There's a chart in Code Complete that compares the productivity of working in different languages:

Programmers working with high-level languages achieve better productivity and quality than those working with lower-level languages. Languages such as C++, Java, Smalltalk, and Visual Basic have been credited with improving productivity, reliability, and comprehensibility by factors of 5 to 15 over low-level languages such asassembly and C (Brooks 1987, Jones 1998, Boehm 2000). You save time when you don't need to have an awards ceremony every time a C statement does what it's supposed to do. Moreover, higher-level languages are more expressive than lower-level languages. Each line of code says more. The [following table] shows typical ratios of source statements in several high-level languages to the equivalent code in C. A higher ratio means that each line of code in the language listed accomplishes more than does each line of code in C.

LanguageLevel Relative to C
C1
C++2.5
Fortran2
Java2.5
Perl6
Python6
Smalltalk6
MS Visual Basic4.5

Fair enough. Des Traynor wondered if this table was valid, so he performed a simple test: he provides examples of a tiny "read a file and print it to the console" app in Java, Perl, Python, and Ruby.
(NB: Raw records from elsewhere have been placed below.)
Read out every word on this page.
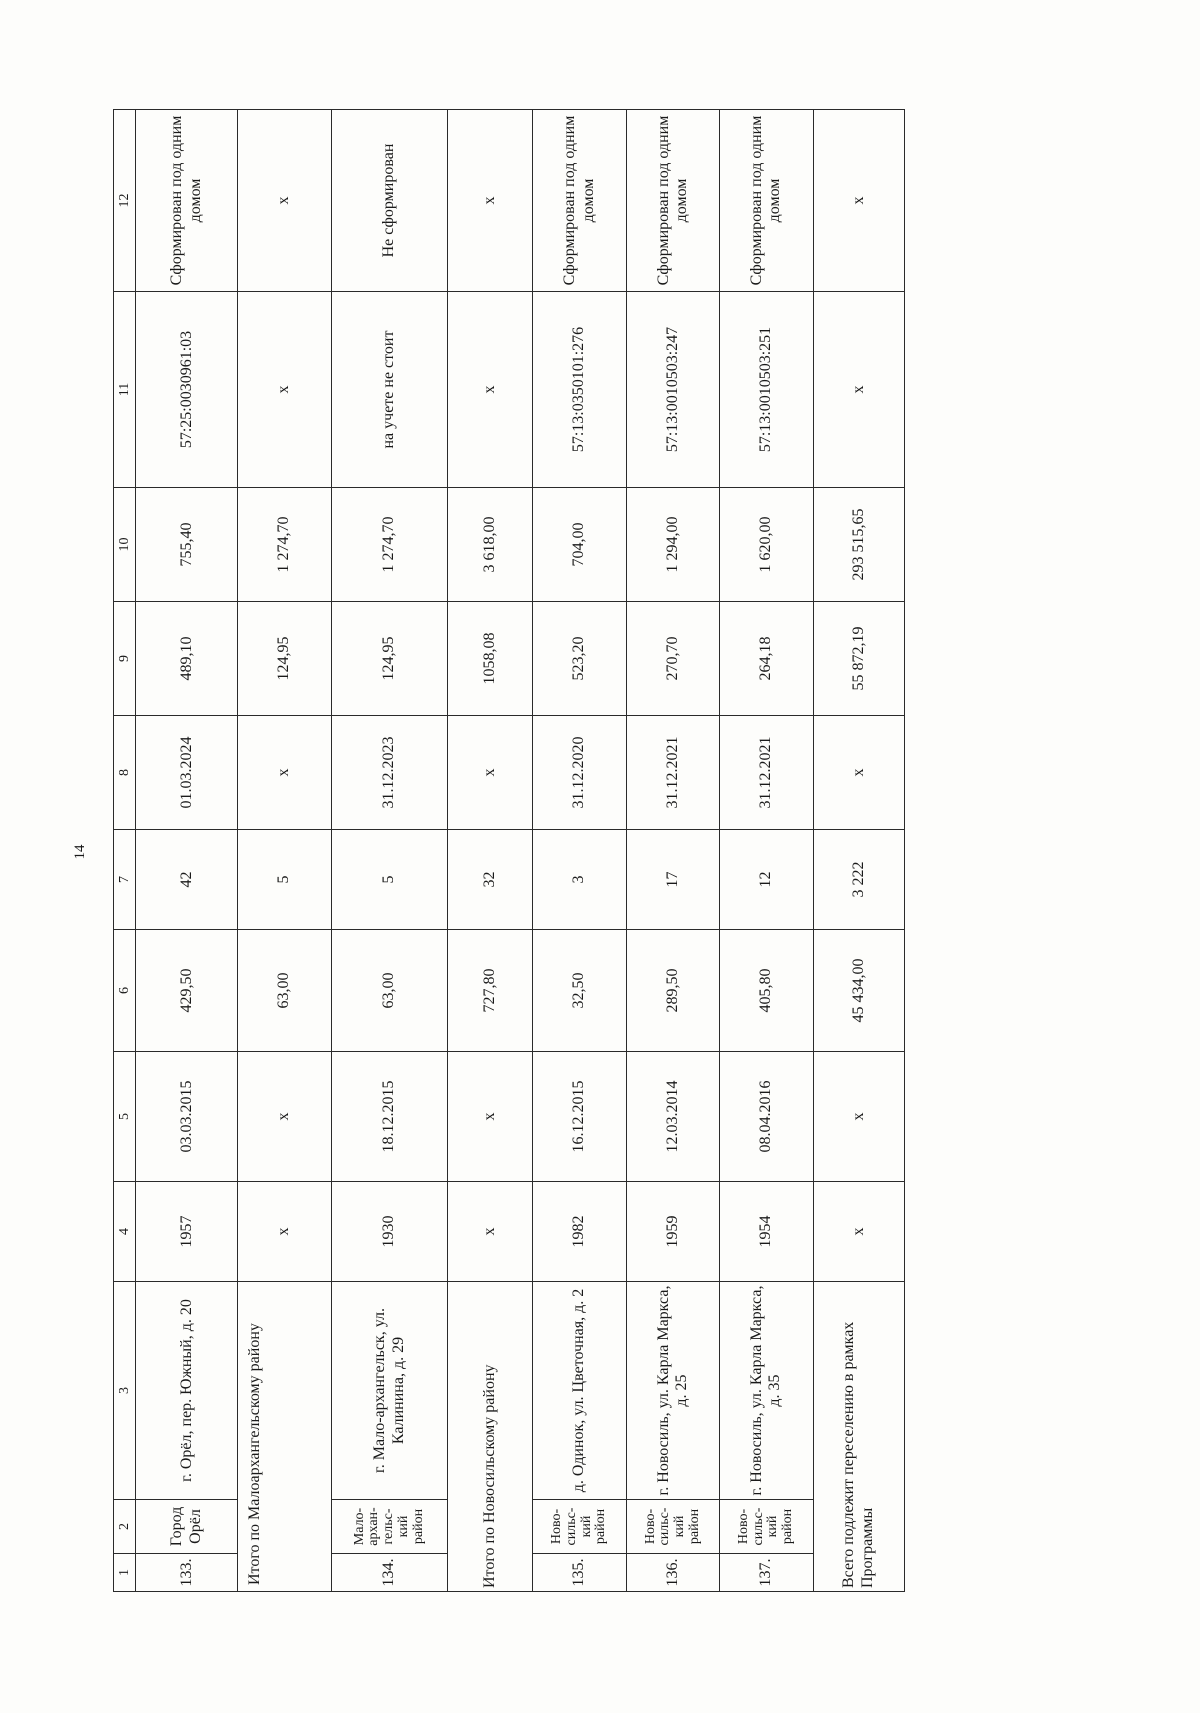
14
1	2	3	4	5	6	7	8	9	10	11	12
133.	Город Орёл	г. Орёл, пер. Южный, д. 20	1957	03.03.2015	429,50	42	01.03.2024	489,10	755,40	57:25:0030961:03	Сформирован под одним домом
Итого по Малоархангельскому району			х	х	63,00	5	х	124,95	1 274,70	х	х
134.	Мало-архан-гельс-кий район	г. Мало-архангельск, ул. Калинина, д. 29	1930	18.12.2015	63,00	5	31.12.2023	124,95	1 274,70	на учете не стоит	Не сформирован
Итого по Новосильскому району			х	х	727,80	32	х	1058,08	3 618,00	х	х
135.	Ново-сильс-кий район	д. Одинок, ул. Цветочная, д. 2	1982	16.12.2015	32,50	3	31.12.2020	523,20	704,00	57:13:0350101:276	Сформирован под одним домом
136.	Ново-сильс-кий район	г. Новосиль, ул. Карла Маркса, д. 25	1959	12.03.2014	289,50	17	31.12.2021	270,70	1 294,00	57:13:0010503:247	Сформирован под одним домом
137.	Ново-сильс-кий район	г. Новосиль, ул. Карла Маркса, д. 35	1954	08.04.2016	405,80	12	31.12.2021	264,18	1 620,00	57:13:0010503:251	Сформирован под одним домом
Всего подлежит переселению в рамках Программы			х	х	45 434,00	3 222	х	55 872,19	293 515,65	х	х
I'll reprint the smallest version here, which happens to be the Python implementation:

filename = "readAFile.py"
try:
for line in open(filename, 'r').readlines(): print line
except: print "Problem with %s" % filename

For comparison, here's the VB.NET 2005 version:

Module Module1
Sub Main()
Dim filename As String = "readAFile.vb"
Try
For Each line As String In System.IO.File.ReadAllLines(filename)
Console.WriteLine(line)
Next
Catch
Console.WriteLine("Error reading file, or file not found.")
End Try
End Sub
End Module

And the C# 2005 version:

class Module1 {
static void Main(string[] args)	{
string filename = @"readAFile.cs";
try {
foreach (string line in System.IO.File.ReadAllLines(filename)) {
System.Console.WriteLine(line);
}
}
catch {
System.Console.WriteLine("File not found or error reading file.");
}
}
}

I had to edit the C# sample quite a bit to get rid of things that would have made the line count ridiculously large. Most notably, I removed the stupid always-on namespace declaration (don't get me started), added the System prefix to avoid the using, and folded leading curlies into the same line.

Anyway. Including the examples provided on Des' page, that gives us a final line count tally of:

LanguageLines of code
Java15
C# 20058
VB.NET 20058
Ruby6
Perl5
Python4

So, even with this trivial little example, there is a wide gap between "scripting" and "non-scripting" languages when it comes to lines of code. There's plenty of existing research to support the claim that scripting languages offer higher productivity, such as the 2000 IEEE paper An Empirical Comparison of Seven Programming Languages (free draft PDF):

Despite these caveats, directly comparing different programming languages can provide meaningful insights. For example, I conclude from the study that Java's memory overhead is still huge compared to C or C++, but its runtime efficiency has become quite acceptable. The scripting languages, however, offer reasonable alternatives to C and C++, even for tasks that must handle fair amounts of computation and data. Their relative runtime and memory-consumption overhead will often be acceptable, and they may offer significant advantages with respect to programmer productivity, at least for small programs like the phonecode problem.

That was written in 2000. Five years later, I am wondering if this distinction between "scripting" and "non-scripting" languages is as meaningful in a .NET world. If you examine the code samples above, you'll notice that most of the overhead in the "non-scripting" languages comes from the cruft associated with classes, functions, and object orientation. The main work loop, if considered alone, is almost identical in every language!

So then, if language isn't the real difference, what is? That very same language comparison paper offers this insight:

For all program aspects investigated, the performance variability that derives from differences among programmers of the same language -- as described by the bad-to-good ratios -- is on average as large or larger than the variability found among the different languages.

It's currently all the rage to propose that Ruby is changing the face of software development. I can definitely respect the passion behind this statement, but the actual data doesn't support a magic bullet language effect. Given ..

  1. the abandonment of C++ and C for mainstream programming
  2. the huge influence of individual programmer skill
  3. the slow but steady adoption of scripting/dynamic language conventions in Java and .NET
.. maybe all modern programming languages really are the same.